Uitspraak
1.Procesverloop
2.Beoordeling van het middel in het principale beroep
3.Beslissing
14 juni 2024.
Hoge Raad
In deze zaak heeft de Hoge Raad op 14 juni 2024 uitspraak gedaan in een cassatieprocedure met zaaknummer 23/01119. De zaak betreft een regresvordering van een erfgenaam op de nalatenschap wegens gedane investeringen in een woning die tot de nalatenschap behoort. De Hoge Raad verwijst naar eerdere arresten, waaronder die van het gerechtshof Arnhem-Leeuwarden en zijn eigen arrest van 21 juni 2019. De eiser, die in cassatie is gegaan, heeft klachten geuit over de arresten van het hof, maar de Hoge Raad heeft deze klachten niet gegrond bevonden. De Hoge Raad heeft geoordeeld dat de klachten niet kunnen leiden tot vernietiging van de arresten van het hof, en dat er geen noodzaak is om vragen te beantwoorden die van belang zijn voor de eenheid of ontwikkeling van het recht, zoals bedoeld in artikel 81 lid 1 van de Wet op de rechterlijke organisatie. De incidentele beroepen, die afhankelijk waren van de uitkomst van het principale beroep, behoeven geen verdere behandeling.
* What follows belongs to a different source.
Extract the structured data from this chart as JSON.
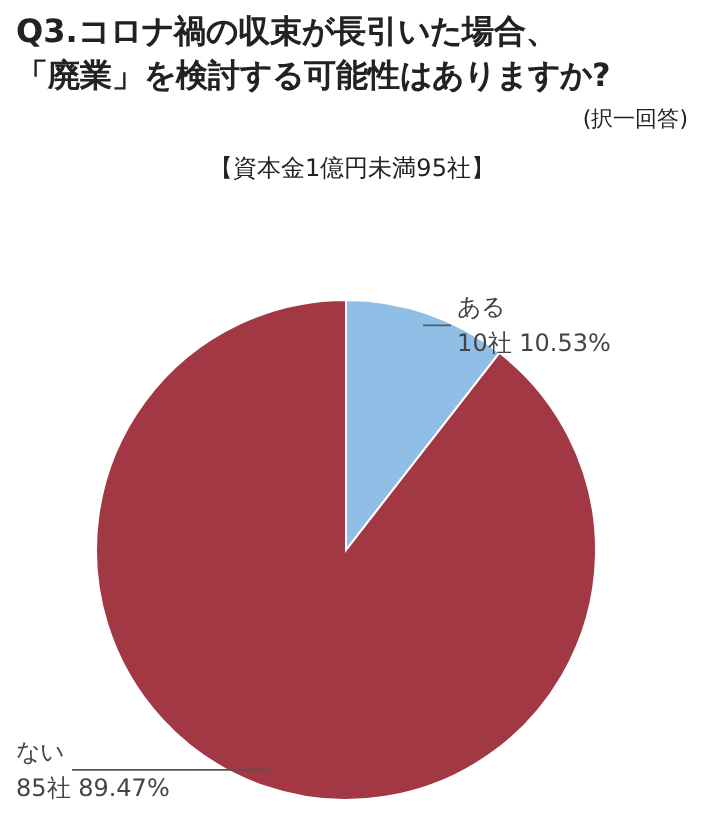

In de beslissing heeft de Hoge Raad het principale beroep verworpen en de eiser veroordeeld in de kosten van het geding in cassatie, die zijn begroot op een totaal van € 4.335,-- aan verschotten en salaris voor de betrokken verweerders, vermeerderd met wettelijke rente indien niet tijdig voldaan wordt.